La conversation dura une heure. Nous étions tous les deux dans une situation délicate. Nacht risquait sa réputation si mon histoire s'ébruitait, il ne pouvait donc pas faire appel au concours de la communauté scientifique. Quant à moi, avais-je d'autres alternatives? Je ne vis qu'un seul secours patent: celui du professeur. Nous avions une communauté d'intérêts, ce qui nous facilita la tâche.

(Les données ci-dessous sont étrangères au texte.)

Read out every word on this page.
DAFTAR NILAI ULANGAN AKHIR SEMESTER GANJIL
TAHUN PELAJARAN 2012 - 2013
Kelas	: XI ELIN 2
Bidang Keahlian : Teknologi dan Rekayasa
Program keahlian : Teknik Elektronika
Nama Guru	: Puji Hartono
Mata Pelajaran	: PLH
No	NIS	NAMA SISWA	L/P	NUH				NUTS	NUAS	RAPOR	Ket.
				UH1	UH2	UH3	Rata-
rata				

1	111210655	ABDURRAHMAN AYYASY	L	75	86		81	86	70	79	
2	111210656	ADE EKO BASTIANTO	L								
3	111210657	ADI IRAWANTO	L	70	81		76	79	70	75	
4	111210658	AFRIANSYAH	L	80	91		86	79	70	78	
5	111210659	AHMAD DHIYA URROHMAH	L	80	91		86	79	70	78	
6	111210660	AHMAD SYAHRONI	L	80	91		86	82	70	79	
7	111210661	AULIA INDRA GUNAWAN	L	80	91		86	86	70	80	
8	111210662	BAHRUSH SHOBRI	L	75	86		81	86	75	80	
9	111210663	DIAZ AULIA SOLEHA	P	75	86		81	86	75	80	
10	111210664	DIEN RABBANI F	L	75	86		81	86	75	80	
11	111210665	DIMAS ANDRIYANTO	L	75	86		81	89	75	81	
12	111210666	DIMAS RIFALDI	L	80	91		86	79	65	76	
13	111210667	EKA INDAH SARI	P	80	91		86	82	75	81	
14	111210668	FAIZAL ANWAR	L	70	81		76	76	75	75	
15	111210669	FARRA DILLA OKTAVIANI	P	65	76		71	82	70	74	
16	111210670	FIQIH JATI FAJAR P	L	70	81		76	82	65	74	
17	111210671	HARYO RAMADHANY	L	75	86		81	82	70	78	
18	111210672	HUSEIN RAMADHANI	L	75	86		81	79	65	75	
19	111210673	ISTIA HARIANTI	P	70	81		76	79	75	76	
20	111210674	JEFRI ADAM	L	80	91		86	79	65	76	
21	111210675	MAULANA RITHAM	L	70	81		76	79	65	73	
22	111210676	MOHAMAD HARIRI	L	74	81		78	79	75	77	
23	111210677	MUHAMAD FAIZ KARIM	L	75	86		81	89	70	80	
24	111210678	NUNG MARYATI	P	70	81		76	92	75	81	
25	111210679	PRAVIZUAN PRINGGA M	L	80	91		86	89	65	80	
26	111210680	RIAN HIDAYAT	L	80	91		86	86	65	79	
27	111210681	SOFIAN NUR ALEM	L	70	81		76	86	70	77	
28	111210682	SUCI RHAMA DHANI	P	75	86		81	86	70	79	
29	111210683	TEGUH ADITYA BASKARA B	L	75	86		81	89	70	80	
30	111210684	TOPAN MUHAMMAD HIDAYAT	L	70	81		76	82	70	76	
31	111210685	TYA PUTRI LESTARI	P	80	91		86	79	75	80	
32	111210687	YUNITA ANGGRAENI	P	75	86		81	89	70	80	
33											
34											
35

Cet épisode est maintenant ancien. Le professeur Nacht est mort depuis longtemps. Il a tenu ses engagements jusqu'au bout en surveillant ma santé de loin, avec le plus grand soin. De mon côté, personne n'a jamais rien su de l'expérience interdite. La vieillesse aidant, j'ai eu envie de révéler ce que fut ma vie. L'éveil constant reste encore une sorte de miracle. Grâce à lui, je joue très correctement du piano et ma culture s'est considérablement élargie. Pourtant, je me heurte toujours à certaines barrières qui semblent immuables. Malgré tous mes efforts, je ne serai jamais un virtuose. Malgré tous mes efforts, je reste identique à moi-même, je n'arrive pas à me transcender. Je reste un et indivisible, cloué dans une seule vie. Personne n'est là pour accompagner mes heures nocturnes, je suis plus seul que jamais. Je suis passé très près de mon rêve d'enfant sans toutefois l'atteindre. Je courrais après des chimères. Je retrouve les songes éveillés qui m'accompagnaient jadis mais une obsession emplit désormais mon espace du crépuscule à l'aube: enfin fermer les yeux et dormir.